A gay, forty-four-year-old Scottish fashion-designer-turned-writer, Stuart has said that the novel, which took him ten years to write, is drawn from his life in Glasgow during the 1980s and ’90s. Stuart was bullied for being effeminate. He didn’t know his father; the family lived in poverty; his mother died of alcoholism when he was fifteen; his older half-brother and half-sister, unable to live with their mother’s alcoholic binges, left home, leaving him to care for her alone.
The novel opens and closes with an almost-sixteen-year-old Shuggie living in a bedsit, working to put himself through school after his mother’s death. In between, the narrative flashes back to his boyhood, showing how Shuggie tries to overcome the misery of his growing-up years while working to save his mother from herself. In one harrowing scene, Agnes sets fire to the bedroom curtains, nearly killing herself, five-year-old Shuggie, and the rest of her family. This infuriates her father, Wullie, who holds the thirty-nine-year-old over his knee and lashes her with his “union” belt. Meanwhile, he bellows out his prayer: “Lord, Jesus Christ, I ask you to give me the strength to forgive [Agnes].” Another traumatic scene occurs when Agnes leaves Shuggie and doesn’t return home. The boy, who is only about ten, cannot find her. When he finally does, she is at a party—half naked and passed out drunk under a pile of winter coats.

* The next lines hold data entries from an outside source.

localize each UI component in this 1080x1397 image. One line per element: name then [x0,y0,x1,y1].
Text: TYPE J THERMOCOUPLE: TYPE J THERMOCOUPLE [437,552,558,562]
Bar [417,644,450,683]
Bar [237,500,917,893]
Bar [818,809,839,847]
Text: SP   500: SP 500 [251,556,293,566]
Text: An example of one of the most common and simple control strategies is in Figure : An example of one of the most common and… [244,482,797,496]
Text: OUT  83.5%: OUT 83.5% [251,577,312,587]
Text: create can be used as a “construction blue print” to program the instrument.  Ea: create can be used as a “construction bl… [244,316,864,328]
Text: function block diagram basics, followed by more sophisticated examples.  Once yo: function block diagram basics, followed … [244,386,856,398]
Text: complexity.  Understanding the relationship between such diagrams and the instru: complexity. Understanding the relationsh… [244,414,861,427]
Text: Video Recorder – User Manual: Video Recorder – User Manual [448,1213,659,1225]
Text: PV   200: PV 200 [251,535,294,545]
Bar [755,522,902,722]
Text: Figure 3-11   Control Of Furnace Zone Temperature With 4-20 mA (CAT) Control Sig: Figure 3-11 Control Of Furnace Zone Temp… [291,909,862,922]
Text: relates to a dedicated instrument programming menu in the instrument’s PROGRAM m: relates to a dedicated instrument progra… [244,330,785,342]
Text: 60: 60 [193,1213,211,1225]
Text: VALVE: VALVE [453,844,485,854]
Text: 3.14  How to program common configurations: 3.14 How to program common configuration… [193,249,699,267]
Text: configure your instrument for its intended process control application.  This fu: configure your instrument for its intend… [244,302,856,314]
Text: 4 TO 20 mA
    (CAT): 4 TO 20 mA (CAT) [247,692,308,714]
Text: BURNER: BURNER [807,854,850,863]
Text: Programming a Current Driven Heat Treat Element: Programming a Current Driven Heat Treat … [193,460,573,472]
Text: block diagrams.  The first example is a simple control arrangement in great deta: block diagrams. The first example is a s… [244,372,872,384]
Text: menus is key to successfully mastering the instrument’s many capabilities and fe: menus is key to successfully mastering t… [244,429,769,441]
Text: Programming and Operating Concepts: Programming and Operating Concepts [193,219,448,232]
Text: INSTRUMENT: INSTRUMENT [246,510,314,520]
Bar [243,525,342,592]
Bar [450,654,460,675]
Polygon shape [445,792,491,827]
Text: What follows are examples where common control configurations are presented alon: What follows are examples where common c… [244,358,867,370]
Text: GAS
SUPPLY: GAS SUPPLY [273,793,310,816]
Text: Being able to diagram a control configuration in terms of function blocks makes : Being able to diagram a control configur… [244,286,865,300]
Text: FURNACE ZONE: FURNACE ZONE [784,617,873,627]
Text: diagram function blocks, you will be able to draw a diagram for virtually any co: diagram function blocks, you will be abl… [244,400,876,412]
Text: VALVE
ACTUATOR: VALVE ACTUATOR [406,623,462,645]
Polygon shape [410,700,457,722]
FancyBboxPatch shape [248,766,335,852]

Set in Glasgow during the Thatcher era, this 430-page Bildungsroman features long-simmering conflicts between Protestants and Catholics. Stuart, who has said he’s both Protestant (after his father) and Catholic (after his mother), injects religious references on nearly every page. Although this aspect of the novel hasn’t received much attention, religious feuding permeates the characters’ lives and exacerbates their problems. Wullie’s anger with Agnes, for example, was partly fueled by her not attending Mass that day. More significantly, Agnes’s Catholic parents were not present at her wedding to the Protestant Big Shug, believing it was wrong for her to marry out of her religion and divorce her first husband, a Catholic who was a faithful man and a good provider. This snub is arguably the root of the tension between Agnes and Big Shug.